Catastrophic Emission of Charges from Near-Extremal Charged Nariai Black Holes. II. Rotation Effect

Abstract

Kerr-Newman black holes in a de Sitter (dS) space have the limit of rotating Nariai black holes with the near-horizon geometry of a warped dS3 × S1/Z2 when the black hole horizon and the cosmological horizon coincide or approach close to each other. We study the rotation effect on the spontaneous emission of charges in the near-extremal rotating charged Nariai black hole and compare it to those from the near-extremal Nariai black hole in Phys. Rev. D 110, 085020 (2024) and near-extremal Kerr-Newman black hole in de Sitter space in Eur. Phys. J. C 83, 219 (2023). In strong contrast to the near-extremal Kerr-Newman black hole in dS space, the near-extremal rotating Nariai black hole also has an exponential amplification for the emission of high energy charges, which becomes catastrophic regardless of angular momentum when two horizons coincide. The radius of rotating Nariai black holes monotonically increases as the angular momentum and charge of black holes increase, which gives a weaker electric field on the horizon than Nariai black holes.

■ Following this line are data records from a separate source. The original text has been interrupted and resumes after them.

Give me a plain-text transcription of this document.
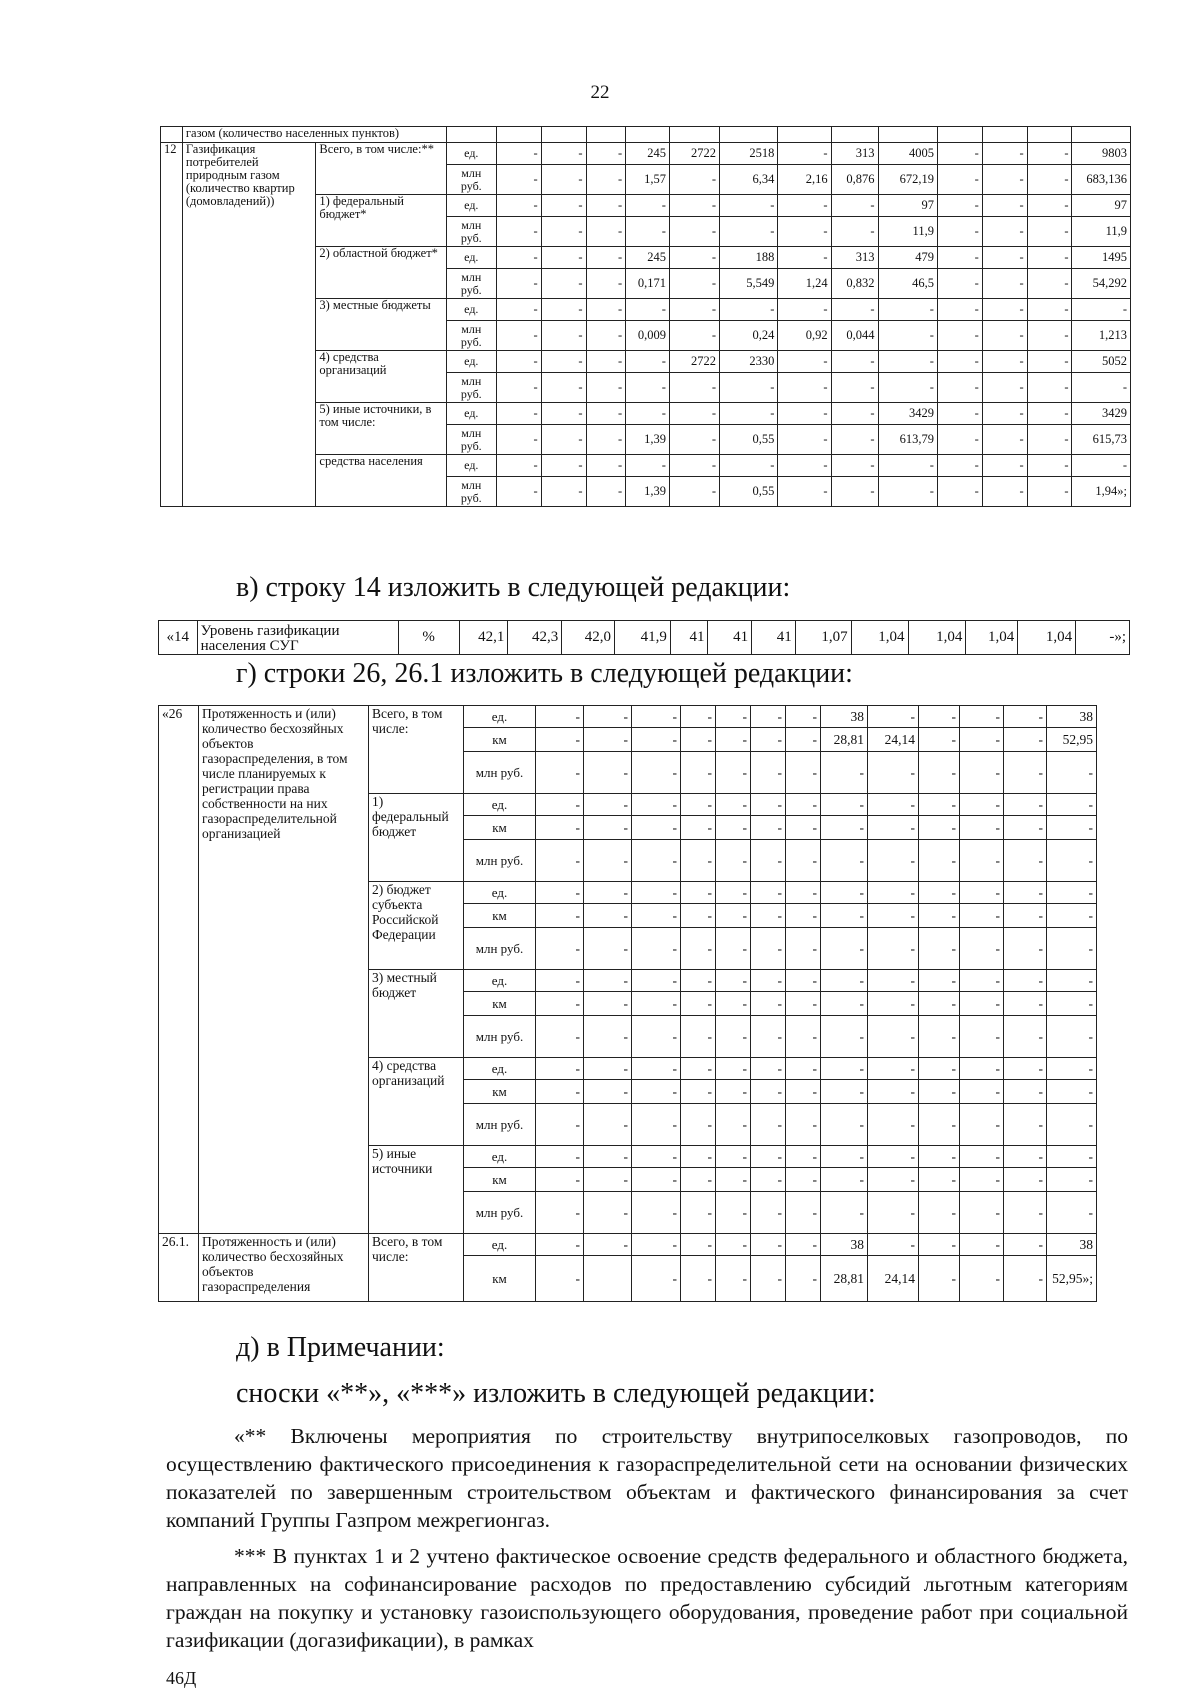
22
	газом (количество населенных пунктов)															
12	Газификация потребителей природным газом (количество квартир (домовладений))	Всего, в том числе:**	ед.	-	-	-	245	2722	2518	-	313	4005	-	-	-	9803
			млн руб.	-	-	-	1,57	-	6,34	2,16	0,876	672,19	-	-	-	683,136
		1) федеральный бюджет*	ед.	-	-	-	-	-	-	-	-	97	-	-	-	97
			млн руб.	-	-	-	-	-	-	-	-	11,9	-	-	-	11,9
		2) областной бюджет*	ед.	-	-	-	245	-	188	-	313	479	-	-	-	1495
			млн руб.	-	-	-	0,171	-	5,549	1,24	0,832	46,5	-	-	-	54,292
		3) местные бюджеты	ед.	-	-	-	-	-	-	-	-	-	-	-	-	-
			млн руб.	-	-	-	0,009	-	0,24	0,92	0,044	-	-	-	-	1,213
		4) средства организаций	ед.	-	-	-	-	2722	2330	-	-	-	-	-	-	5052
			млн руб.	-	-	-	-	-	-	-	-	-	-	-	-	-
		5) иные источники, в том числе:	ед.	-	-	-	-	-	-	-	-	3429	-	-	-	3429
			млн руб.	-	-	-	1,39	-	0,55	-	-	613,79	-	-	-	615,73
		средства населения	ед.	-	-	-	-	-	-	-	-	-	-	-	-	-
			млн руб.	-	-	-	1,39	-	0,55	-	-	-	-	-	-	1,94»;
в) строку 14 изложить в следующей редакции:
«14	Уровень газификации населения СУГ	%	42,1	42,3	42,0	41,9	41	41	41	1,07	1,04	1,04	1,04	1,04	-»;
г) строки 26, 26.1 изложить в следующей редакции:
«26	Протяженность и (или) количество бесхозяйных объектов газораспределения, в том числе планируемых к регистрации права собственности на них газораспределительной организацией	Всего, в том числе:	ед.	-	-	-	-	-	-	-	38	-	-	-	-	38
			км	-	-	-	-	-	-	-	28,81	24,14	-	-	-	52,95
			млн руб.	-	-	-	-	-	-	-	-	-	-	-	-	-
		1) федеральный бюджет	ед.	-	-	-	-	-	-	-	-	-	-	-	-	-
			км	-	-	-	-	-	-	-	-	-	-	-	-	-
			млн руб.	-	-	-	-	-	-	-	-	-	-	-	-	-
		2) бюджет субъекта Российской Федерации	ед.	-	-	-	-	-	-	-	-	-	-	-	-	-
			км	-	-	-	-	-	-	-	-	-	-	-	-	-
			млн руб.	-	-	-	-	-	-	-	-	-	-	-	-	-
		3) местный бюджет	ед.	-	-	-	-	-	-	-	-	-	-	-	-	-
			км	-	-	-	-	-	-	-	-	-	-	-	-	-
			млн руб.	-	-	-	-	-	-	-	-	-	-	-	-	-
		4) средства организаций	ед.	-	-	-	-	-	-	-	-	-	-	-	-	-
			км	-	-	-	-	-	-	-	-	-	-	-	-	-
			млн руб.	-	-	-	-	-	-	-	-	-	-	-	-	-
		5) иные источники	ед.	-	-	-	-	-	-	-	-	-	-	-	-	-
			км	-	-	-	-	-	-	-	-	-	-	-	-	-
			млн руб.	-	-	-	-	-	-	-	-	-	-	-	-	-
26.1.	Протяженность и (или) количество бесхозяйных объектов газораспределения	Всего, в том числе:	ед.	-	-	-	-	-	-	-	38	-	-	-	-	38
			км	-		-	-	-	-	-	28,81	24,14	-	-	-	52,95»;
д) в Примечании:
сноски «**», «***» изложить в следующей редакции:

«** Включены мероприятия по строительству внутрипоселковых газопроводов, по осуществлению фактического присоединения к газораспределительной сети на основании физических показателей по завершенным строительством объектам и фактического финансирования за счет компаний Группы Газпром межрегионгаз.

*** В пунктах 1 и 2 учтено фактическое освоение средств федерального и областного бюджета, направленных на софинансирование расходов по предоставлению субсидий льготным категориям граждан на покупку и установку газоиспользующего оборудования, проведение работ при социальной газификации (догазификации), в рамках

46Д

Thus the angular momentum of black holes that drags particles on the horizon decreases the mean number of charges by a factor not by an order. We observe a catastrophic emission of boson condensation for charges with an effective energy equal to the chemical potential in the spacelike outer region of the cosmological horizon. Remarkably, the Schwinger emission of charges in the standard particle model may prevent the rotating Nariai black holes from evolving into spacetimes with a naked singularity when the angular momentum is close to the allowed maximum, which Nariai black holes cannot avoid.